How does Netflix handle deduplication in their real-time graph processing pipeline?
What is Netflix Data Mesh and how does it connect to the graph system?
Key Statistics & Figures
Technologies & Tools
Some links below are affiliate links. We may earn a commission if you make a purchase.
Key Actionable Insights
1Map each Kafka source topic to its own dedicated Flink job rather than building a monolithic consumer. A 1:1 mapping from source topic to processing job allows independent tuning of CPU, memory, parallelism, and checkpointing intervals per data stream, which is critical when topics have varying throughput patterns throughout the day.Netflix initially tried a single Flink job consuming all topics but found it impossible to find stable configurations. The tradeoff of more jobs to manage was worth the improved maintainability and operational stability.
2Implement a deduplication stage using stateful process functions and timers in your stream processing pipeline. Buffering and merging overlapping updates to the same entities within a configurable time window significantly reduces downstream write volume, which is essential when operating at millions of records per second.Netflix uses this approach before publishing to Data Mesh to reduce the 1M+ messages/second input down to manageable write volumes across their storage systems.
3Persist streaming data to both real-time systems and batch-accessible data warehouse tables (such as Apache Iceberg) simultaneously. This dual-write strategy enables data backfill scenarios when older data is no longer available in Kafka topics due to retention policies, providing a safety net for data recovery and historical analysis.Netflix tailors Kafka retention policies per topic based on throughput and record size to balance data availability with storage costs, making the Iceberg backup essential for completeness.
4Choose a graph data model when your use case requires analyzing relationships across multiple microservices' data domains. Graphs excel at relationship-centric queries, flexible schema evolution, and pattern detection — capabilities that require expensive joins or manual denormalization in traditional table-based models.Netflix's microservices architecture resulted in siloed data across hundreds of services, making cross-domain member interaction analysis extremely difficult until they adopted a graph representation.
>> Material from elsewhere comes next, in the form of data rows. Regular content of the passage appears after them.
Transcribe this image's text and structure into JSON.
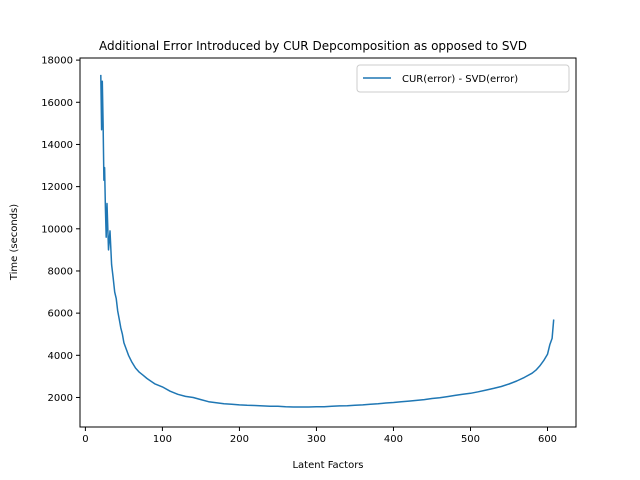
{
  "chart_data": {
    "type": "line",
    "title": "Additional Error Introduced by CUR Depcomposition as opposed to SVD",
    "xlabel": "Latent Factors",
    "ylabel": "Time (seconds)",
    "xlim": [
      -7,
      637
    ],
    "ylim": [
      600,
      18100
    ],
    "xticks": [
      0,
      100,
      200,
      300,
      400,
      500,
      600
    ],
    "yticks": [
      2000,
      4000,
      6000,
      8000,
      10000,
      12000,
      14000,
      16000,
      18000
    ],
    "legend_position": "upper right",
    "grid": false,
    "series": [
      {
        "name": "CUR(error) - SVD(error)",
        "color": "#1f77b4",
        "x": [
          20,
          21,
          22,
          23,
          24,
          25,
          26,
          27,
          28,
          30,
          32,
          34,
          36,
          38,
          40,
          42,
          44,
          46,
          48,
          50,
          53,
          56,
          60,
          65,
          70,
          75,
          80,
          90,
          100,
          110,
          120,
          130,
          140,
          150,
          160,
          170,
          180,
          190,
          200,
          210,
          220,
          230,
          240,
          250,
          260,
          270,
          280,
          290,
          300,
          310,
          320,
          330,
          340,
          350,
          360,
          370,
          380,
          390,
          400,
          410,
          420,
          430,
          440,
          450,
          460,
          470,
          480,
          490,
          500,
          510,
          520,
          530,
          540,
          550,
          560,
          570,
          580,
          585,
          590,
          595,
          600,
          603,
          606,
          608
        ],
        "values": [
          17300,
          14700,
          17000,
          15000,
          12300,
          12900,
          11000,
          9600,
          11200,
          9000,
          9900,
          8300,
          7700,
          7000,
          6700,
          6100,
          5700,
          5300,
          5000,
          4600,
          4300,
          4000,
          3700,
          3400,
          3200,
          3050,
          2900,
          2650,
          2500,
          2300,
          2150,
          2050,
          2000,
          1900,
          1800,
          1750,
          1700,
          1680,
          1650,
          1630,
          1620,
          1600,
          1580,
          1580,
          1560,
          1550,
          1550,
          1550,
          1560,
          1560,
          1580,
          1600,
          1610,
          1630,
          1650,
          1680,
          1700,
          1740,
          1760,
          1800,
          1830,
          1860,
          1900,
          1950,
          1990,
          2040,
          2100,
          2150,
          2200,
          2270,
          2350,
          2430,
          2520,
          2640,
          2780,
          2950,
          3150,
          3300,
          3500,
          3750,
          4050,
          4500,
          4800,
          5700
        ]
      }
    ]
  }
}
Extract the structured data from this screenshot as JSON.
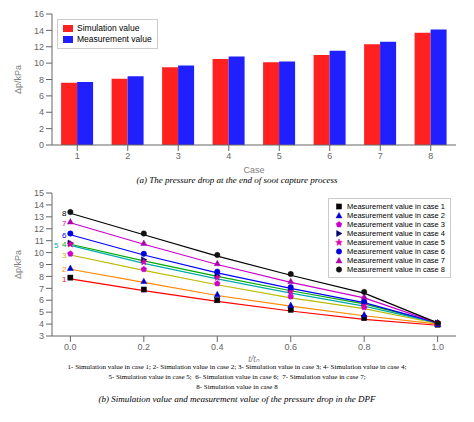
{
  "chart_data": [
    {
      "type": "bar",
      "title": "(a) The pressure drop at the end of soot capture process",
      "xlabel": "Case",
      "ylabel": "Δp/kPa",
      "categories": [
        "1",
        "2",
        "3",
        "4",
        "5",
        "6",
        "7",
        "8"
      ],
      "series": [
        {
          "name": "Simulation value",
          "color": "#FF2020",
          "values": [
            7.6,
            8.1,
            9.5,
            10.5,
            10.1,
            11.0,
            12.3,
            13.7
          ]
        },
        {
          "name": "Measurement value",
          "color": "#2020FF",
          "values": [
            7.7,
            8.4,
            9.7,
            10.8,
            10.2,
            11.5,
            12.6,
            14.1
          ]
        }
      ],
      "ylim": [
        0,
        16
      ],
      "yticks": [
        0,
        2,
        4,
        6,
        8,
        10,
        12,
        14,
        16
      ],
      "legend": "upper left",
      "grid": false
    },
    {
      "type": "line",
      "title": "(b) Simulation value and measurement value of the pressure drop in the DPF",
      "xlabel": "t/t₀",
      "ylabel": "Δp/kPa",
      "x": [
        0.0,
        0.2,
        0.4,
        0.6,
        0.8,
        1.0
      ],
      "xlim": [
        -0.05,
        1.05
      ],
      "xticks": [
        {
          "value": 0,
          "label": "0.0"
        },
        0.2,
        0.4,
        0.6,
        0.8,
        {
          "value": 1,
          "label": "1.0"
        }
      ],
      "ylim": [
        3,
        15
      ],
      "yticks": [
        3,
        4,
        5,
        6,
        7,
        8,
        9,
        10,
        11,
        12,
        13,
        14,
        15
      ],
      "legend": "upper right",
      "grid": false,
      "annotations": [
        "1- Simulation value in case 1; 2- Simulation value in case 2; 3- Simulation value in case 3; 4- Simulation value in case 4;",
        "5- Simulation value in case 5;  6- Simulation value in case 6;  7- Simulation value in case 7;",
        "8- Simulation value in case 8"
      ],
      "series": [
        {
          "label": "1",
          "type": "line",
          "color": "#FF0000",
          "values": [
            7.8,
            6.8,
            5.9,
            5.1,
            4.4,
            3.9
          ]
        },
        {
          "name": "Measurement value in case 1",
          "type": "scatter",
          "marker": "square",
          "color": "#000000",
          "values": [
            7.9,
            6.9,
            6.0,
            5.2,
            4.5,
            3.95
          ]
        },
        {
          "label": "2",
          "type": "line",
          "color": "#FF8800",
          "values": [
            8.6,
            7.5,
            6.4,
            5.5,
            4.7,
            4.0
          ]
        },
        {
          "name": "Measurement value in case 2",
          "type": "scatter",
          "marker": "triangle",
          "color": "#0000CC",
          "values": [
            8.7,
            7.6,
            6.5,
            5.6,
            4.8,
            4.0
          ]
        },
        {
          "label": "3",
          "type": "line",
          "color": "#BBBB00",
          "values": [
            9.8,
            8.5,
            7.3,
            6.2,
            5.3,
            4.05
          ]
        },
        {
          "name": "Measurement value in case 3",
          "type": "scatter",
          "marker": "pentagon",
          "color": "#CC00CC",
          "values": [
            9.9,
            8.6,
            7.4,
            6.3,
            5.4,
            4.05
          ]
        },
        {
          "label": "4",
          "type": "line",
          "color": "#00AA00",
          "values": [
            10.7,
            9.3,
            8.0,
            6.8,
            5.7,
            4.1
          ]
        },
        {
          "name": "Measurement value in case 4",
          "type": "scatter",
          "marker": "triangle-right",
          "color": "#000066",
          "values": [
            10.8,
            9.4,
            8.1,
            6.9,
            5.8,
            4.1
          ]
        },
        {
          "label": "5",
          "type": "line",
          "color": "#00AAAA",
          "values": [
            10.6,
            9.1,
            7.8,
            6.6,
            5.5,
            4.1
          ]
        },
        {
          "name": "Measurement value in case 5",
          "type": "scatter",
          "marker": "star",
          "color": "#DD00AA",
          "values": [
            10.7,
            9.2,
            7.9,
            6.7,
            5.6,
            4.1
          ]
        },
        {
          "label": "6",
          "type": "line",
          "color": "#0000FF",
          "values": [
            11.5,
            9.8,
            8.3,
            7.0,
            5.8,
            4.1
          ]
        },
        {
          "name": "Measurement value in case 6",
          "type": "scatter",
          "marker": "circle",
          "color": "#0000DD",
          "values": [
            11.6,
            9.9,
            8.4,
            7.1,
            5.9,
            4.05
          ]
        },
        {
          "label": "7",
          "type": "line",
          "color": "#CC00CC",
          "values": [
            12.5,
            10.7,
            9.0,
            7.5,
            6.2,
            4.1
          ]
        },
        {
          "name": "Measurement value in case 7",
          "type": "scatter",
          "marker": "triangle",
          "color": "#AA00AA",
          "values": [
            12.6,
            10.8,
            9.1,
            7.6,
            6.3,
            4.1
          ]
        },
        {
          "label": "8",
          "type": "line",
          "color": "#000000",
          "values": [
            13.3,
            11.5,
            9.7,
            8.1,
            6.6,
            4.1
          ]
        },
        {
          "name": "Measurement value in case 8",
          "type": "scatter",
          "marker": "circle",
          "color": "#111111",
          "values": [
            13.4,
            11.6,
            9.8,
            8.2,
            6.7,
            4.1
          ]
        }
      ]
    }
  ]
}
5Design your graph data model to be as generic and flexible as possible from the start, so that adding new node and edge types is an infrequent operation. Separating each node and edge type into its own Kafka topic allows bespoke tuning and scaling per type, even though it increases the number of topics to manage.Netflix accepted the tradeoff of managing more Kafka topics in exchange for the ability to independently scale and tune each graph entity type as their business verticals expanded.